1.2. Accords, instruments et perceptions entre « ombre et lumière »

L’ECT se caractérise par la présence de différents systèmes d’organisations administratifs.

Parfois, la dissymétrie des compétences et des fonctions engendrent des complexités supplémentaires pour nouer des relations ou pour développer des projets. Notons que les dernières réformes concernant la restructuration des services de l’Etat et des collectivités locales en France et la spécificité du régime autonome de la Catalogne avec la mise en place d’un nouveau statut d’autonomie/d’indépendance sont difficiles à conjuguer. En particulier pour le Programme Opérationnel Espagne France Andorre (POCTEFA). De plus, comme le rappelle J-F Castex-Ey : « la Catalogne Nord, est à la fois le fruit d’une confrontation historique entre les sentiments d’appartenance catalan et français depuis le Traité des Pyrénées […], et stimulée ou suscitée par des facteurs beaucoup plus récents que sont, pêle-mêle, la décentralisation administrative, la construction européenne, la globalisation et les mutations démographiques en cours »38. Cependant, plusieurs raisons caractérisent le choix de ce terrain d’étude que nous détaillons à partir de thématiques illustrant les rapports semblables et dissemblables de cette région transfrontalière.
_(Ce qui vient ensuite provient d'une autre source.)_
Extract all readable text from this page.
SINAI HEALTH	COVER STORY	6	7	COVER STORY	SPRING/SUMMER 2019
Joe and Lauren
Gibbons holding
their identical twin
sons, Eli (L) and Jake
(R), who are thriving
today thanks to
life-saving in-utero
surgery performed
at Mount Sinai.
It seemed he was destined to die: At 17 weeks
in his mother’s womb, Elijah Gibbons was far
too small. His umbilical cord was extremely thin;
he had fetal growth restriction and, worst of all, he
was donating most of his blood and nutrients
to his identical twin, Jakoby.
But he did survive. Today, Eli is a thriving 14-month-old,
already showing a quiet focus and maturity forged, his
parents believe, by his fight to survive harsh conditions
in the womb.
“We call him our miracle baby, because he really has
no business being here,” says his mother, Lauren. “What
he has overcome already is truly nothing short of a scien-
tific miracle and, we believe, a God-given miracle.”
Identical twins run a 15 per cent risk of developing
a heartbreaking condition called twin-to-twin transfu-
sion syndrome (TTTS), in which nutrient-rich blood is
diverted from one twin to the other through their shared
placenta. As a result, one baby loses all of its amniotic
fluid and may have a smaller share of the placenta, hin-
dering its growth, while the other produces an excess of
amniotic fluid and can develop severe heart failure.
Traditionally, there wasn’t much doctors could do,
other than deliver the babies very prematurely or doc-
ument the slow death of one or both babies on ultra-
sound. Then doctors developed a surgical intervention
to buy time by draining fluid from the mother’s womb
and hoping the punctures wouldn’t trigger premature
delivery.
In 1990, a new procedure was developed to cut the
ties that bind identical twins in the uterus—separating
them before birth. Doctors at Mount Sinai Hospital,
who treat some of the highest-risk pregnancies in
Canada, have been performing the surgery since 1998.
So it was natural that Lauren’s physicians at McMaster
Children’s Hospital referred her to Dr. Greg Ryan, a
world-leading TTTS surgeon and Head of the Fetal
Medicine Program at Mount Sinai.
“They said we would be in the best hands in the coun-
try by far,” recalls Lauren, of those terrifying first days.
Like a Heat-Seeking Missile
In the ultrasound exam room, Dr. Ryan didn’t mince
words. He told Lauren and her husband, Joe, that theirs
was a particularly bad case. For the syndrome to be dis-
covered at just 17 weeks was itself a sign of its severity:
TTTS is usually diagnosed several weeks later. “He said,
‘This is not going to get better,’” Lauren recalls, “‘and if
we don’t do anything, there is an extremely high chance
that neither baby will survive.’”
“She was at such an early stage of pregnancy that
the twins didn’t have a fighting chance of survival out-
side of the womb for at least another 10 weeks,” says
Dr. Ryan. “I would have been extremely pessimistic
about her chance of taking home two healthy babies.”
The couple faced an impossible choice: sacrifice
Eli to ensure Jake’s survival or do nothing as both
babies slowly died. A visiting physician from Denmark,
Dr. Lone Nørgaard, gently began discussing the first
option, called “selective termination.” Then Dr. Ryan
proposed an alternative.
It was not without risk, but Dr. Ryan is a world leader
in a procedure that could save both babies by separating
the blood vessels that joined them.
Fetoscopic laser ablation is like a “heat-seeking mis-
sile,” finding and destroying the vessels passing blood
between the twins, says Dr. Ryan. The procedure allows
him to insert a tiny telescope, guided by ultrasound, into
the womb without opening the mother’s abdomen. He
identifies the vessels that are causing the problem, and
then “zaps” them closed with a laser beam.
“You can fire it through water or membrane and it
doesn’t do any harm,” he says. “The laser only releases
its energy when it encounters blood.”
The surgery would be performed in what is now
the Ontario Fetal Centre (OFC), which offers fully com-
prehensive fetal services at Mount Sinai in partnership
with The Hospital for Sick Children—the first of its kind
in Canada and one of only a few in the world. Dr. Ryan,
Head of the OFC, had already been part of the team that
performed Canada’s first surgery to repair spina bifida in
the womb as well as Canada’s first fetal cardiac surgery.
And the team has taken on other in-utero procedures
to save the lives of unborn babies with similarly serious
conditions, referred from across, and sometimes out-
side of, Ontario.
Plus généralement, ceux entre la France et l’Espagne39 :

La première concerne les accords et instruments mis en place dans le cadre d’une amélioration de territoires de proximité : le traité de Bayonne signé le 10 mars 1995 entre la

38 CASTEX-EY J-F. « L’Espace Catalan Transfrontalier : une identité géopolitique en construction ? », RECERC n°2, Spécial Coopération Transfrontalière, pp.1-4p.

39 Données extraites du Livre blanc et du site web de la MOT (Mission Opérationnelle Transfrontalière). URL : http://www.espaces-transfrontaliers.org.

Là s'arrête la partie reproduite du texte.